CUDA separable compilation + shared libraries -> "Invalid function" error

carlosgalvezp · September 5, 2021, 2:57pm

Hi,

I’m running into an issue trying to apply CUDA separable compilation to my project, which uses shared libraries. Note: I am aware that device linking cannot be done across shared library boundaries. That’s not what I’m doing. My shared libraries have a regular C/C++ interface.

After some experimentation, I believe the issue is: I’m performing device-link twice (one for each library), and the same symbol exists in both device linked objects. Why is this a problem?

I have asked the question in StackOverflow, I’ll reproduce it here.

I’m trying to use CUDA separable compilation in my project. The project is composed of a binary that depends on a few shared libraries (all built in the same build system). These shared libraries in turn use common CUDA code. When running the binary, I get a segfault similar to here. When I create a minimal example, I get “invalid device function” error instead. If I turn the shared libraries into static libraries, the error goes away . Unfortunately I don’t have control over this and need to make it work with shared libraries.

I have seen a couple similar posts here in SO, but they use CMake and the solutions usually involve changing libraries from shared to static, which I can’t do in my project. I have double-checked that I’m running the code on the right GPU (and indeed it works if I do some changes, see below), so that’s not the issue.

I believe I’m missing something when doing CUDA separable compilation, device linking or creating shared libraries.

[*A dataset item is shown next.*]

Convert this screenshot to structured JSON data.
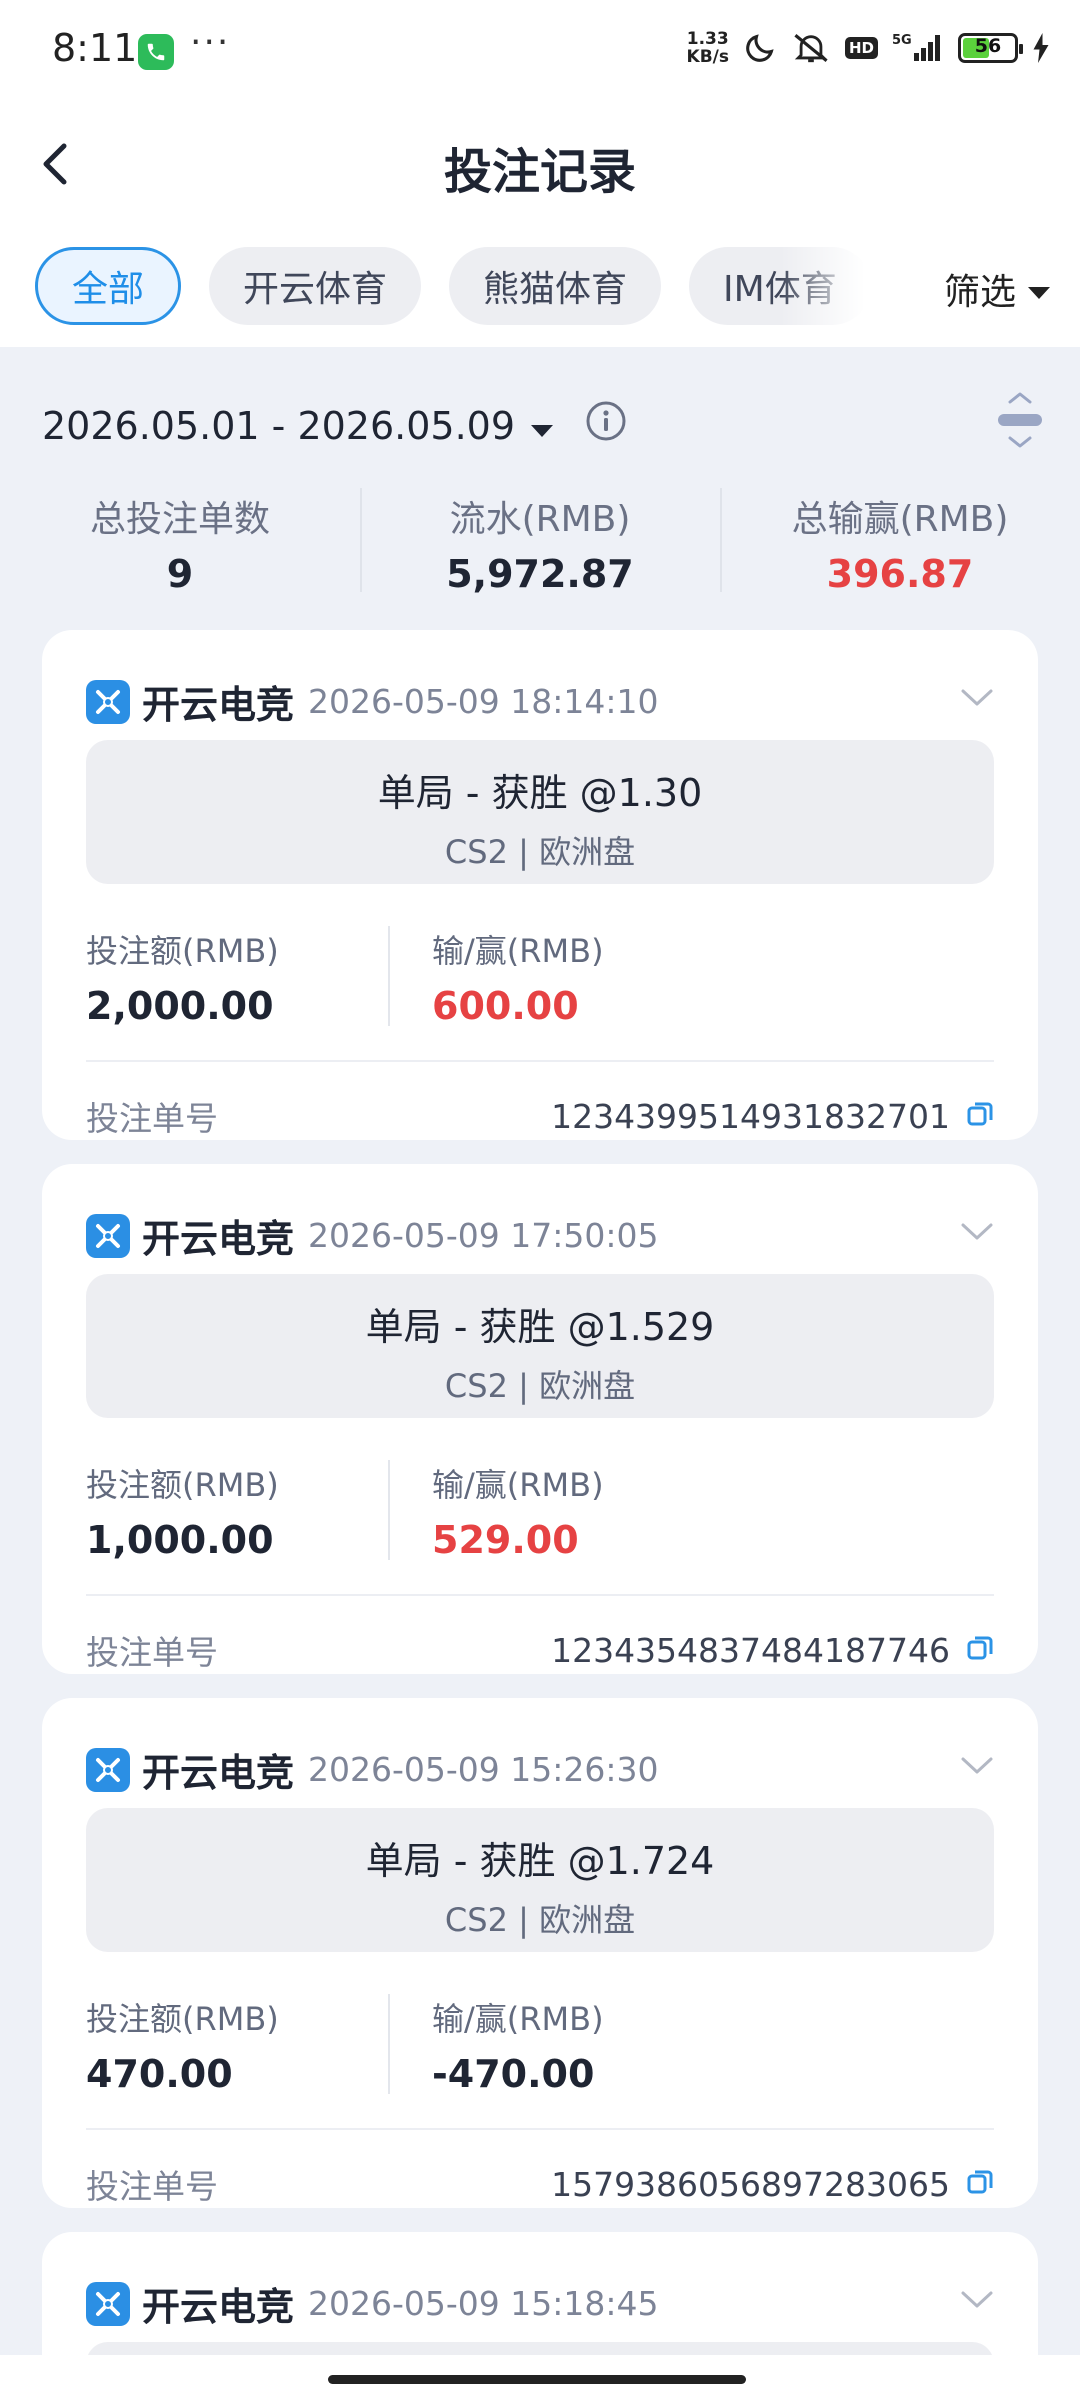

Below is a fully reproducible minimal example of the problem:

// common.h
#ifndef COMMON_H
#define COMMON_H

__device__ int common();

#endif

// common.cu
#include "common.h"

__device__ int common()
{
    return 123;
}

// a.h
#ifndef A_H
#define A_H

__attribute__((__visibility__("default")))
void runA();

#endif

// a.cu
#include "a.h"

#include <cstdio>
#include <iostream>

#include "common.h"

__global__ void kernelA()
{
    printf("Running A: %d\n", 456 + common());
}

void runA()
{
    kernelA<<<1,1>>>();
    std::cout << cudaGetErrorString(cudaPeekAtLastError()) << std::endl;
    cudaDeviceSynchronize();
}

// b.h
#ifndef B_H
#define B_H

__attribute__((__visibility__("default")))
void runB();

#endif

// b.cu
#include "b.h"

#include <cstdio>
#include <iostream>

#include "common.h"

__global__ void kernelB()
{
    printf("Running B: %d\n", 321 + common());
}

void runB()
{
    kernelB<<<1,1>>>();
    std::cout << cudaGetErrorString(cudaPeekAtLastError()) << std::endl;
    cudaDeviceSynchronize();
}

// main.cpp
#include "a.h"
#include "b.h"

int main()
{
    runA();
    runB();
}

So basically a binary depending on 2 shared libraries A and B, both of which utilize the common() device function.

This is my build/test script:

#!/usr/bin/env bash
set -euxo pipefail

CUDA_ROOT=/usr/local/cuda-10.2
NVCC=$CUDA_ROOT/bin/nvcc
CC=/usr/bin/g++
GENCODE="arch=compute_75,code=sm_75"

# Clean previous build
rm -f *.o *.so main

# Compile relocatable CUDA code
$NVCC -gencode=$GENCODE -dc -Xcompiler -fPIC,-fvisibility=hidden common.cu -o common.cu.o
$NVCC -gencode=$GENCODE -dc -Xcompiler -fPIC,-fvisibility=hidden      a.cu -o      a.cu.o
$NVCC -gencode=$GENCODE -dc -Xcompiler -fPIC,-fvisibility=hidden      b.cu -o      b.cu.o

# Build shared library A
$NVCC -gencode=$GENCODE -dlink common.cu.o a.cu.o -o a.dlink.o
$CC -shared common.cu.o a.cu.o a.dlink.o -L$CUDA_ROOT/lib64 -lcudart -o liba.so

# Build shared library B
$NVCC -gencode=$GENCODE -dlink common.cu.o b.cu.o -o b.dlink.o
$CC -shared common.cu.o b.cu.o b.dlink.o -L$CUDA_ROOT/lib64 -lcudart -o libb.so

# Build final executable
$CC main.cpp -L. -la -lb -o main

# Run it
LD_LIBRARY_PATH=. ./main

Running it I get:

invalid device function
invalid device function

After some trial and error, I notice the problem is solved by:

Not linking common.cu.o in either library when device linking (obviously I need to make either library no longer use the common() function.
Making A and B static libraries.
Combining A and B into one single shared library.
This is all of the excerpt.